On bifurcations and chaos of a forced rectangular plate with large deflection loaded by subsonic airflow

Abstract

This paper aims at the bifurcations and chaotic motions of a harmonically driven rectangular plate subjected to a uniform incompressible subsonic airflow. The plate equation of motion is derived by considering the von Karman’s large deflection and Kelvin’s type damping of material. A Galerkin-type solution is applied for the plate stress function and the aerodynamic force. The governing partial differential equation of the system is transformed into ordinary differential equations using the Galerkin method. The divergence instability and the pitchfork-like bifurcation of the plate are explored by theoretical and numerical analysis.
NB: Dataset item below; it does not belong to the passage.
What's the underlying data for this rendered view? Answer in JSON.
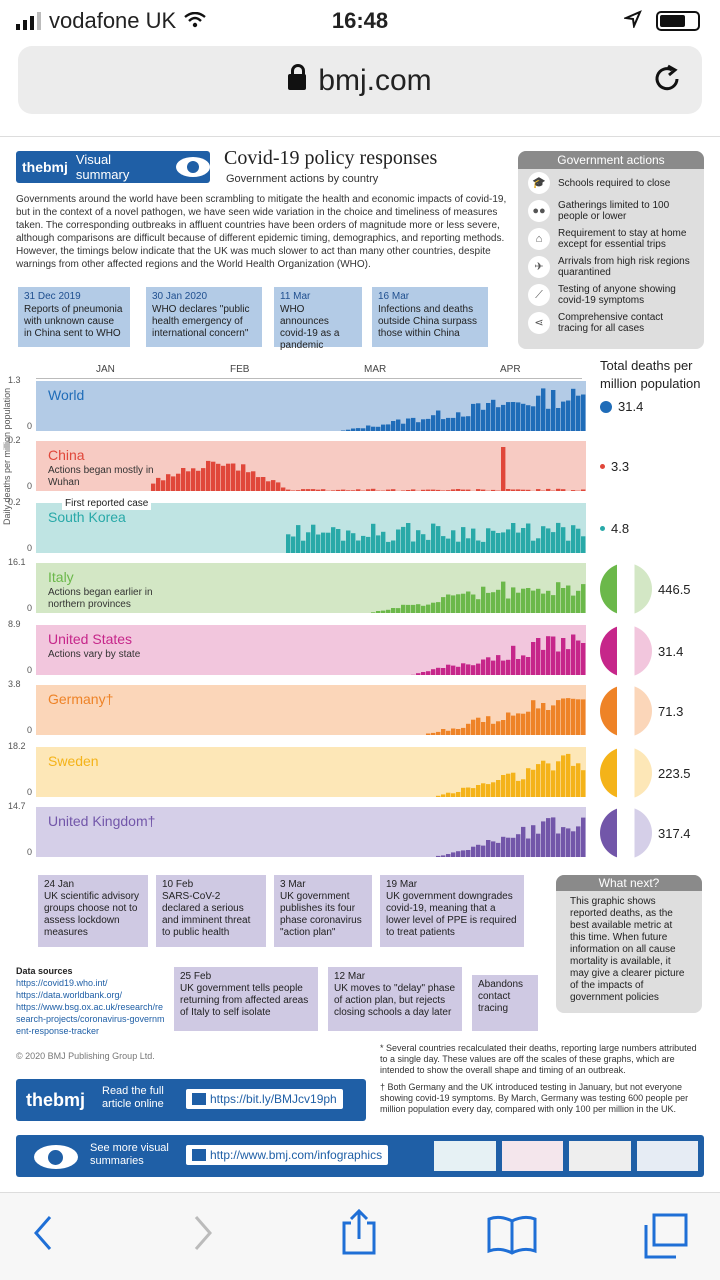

The bifurcations of fixed points and periodic motions are thoroughly analyzed. The periodic motions can experience symmetry breaking/restoring bifurcations, period-doubling bifurcations, and saddle–node-like bifurcations, which are vital to the transition between different types of motions. Two typical bifurcation processes feature the bifurcation structure. The first one describes the change between the small and the large periodic orbits; the second one refers to the change between various large periodic orbits. Two criteria are used to predict the chaotic motions, which play a significant role in the transition between the small-orbit and the large-orbit periodic motions. The first one is the classical Holmes–Melnikov’s criterion, and the second one is an approximated criterion that is newly developed from the resonant-response analysis of a reduced system. Results show that the current criterion brings some noticeable improvements compared with Holmes–Melnikov’s criterion.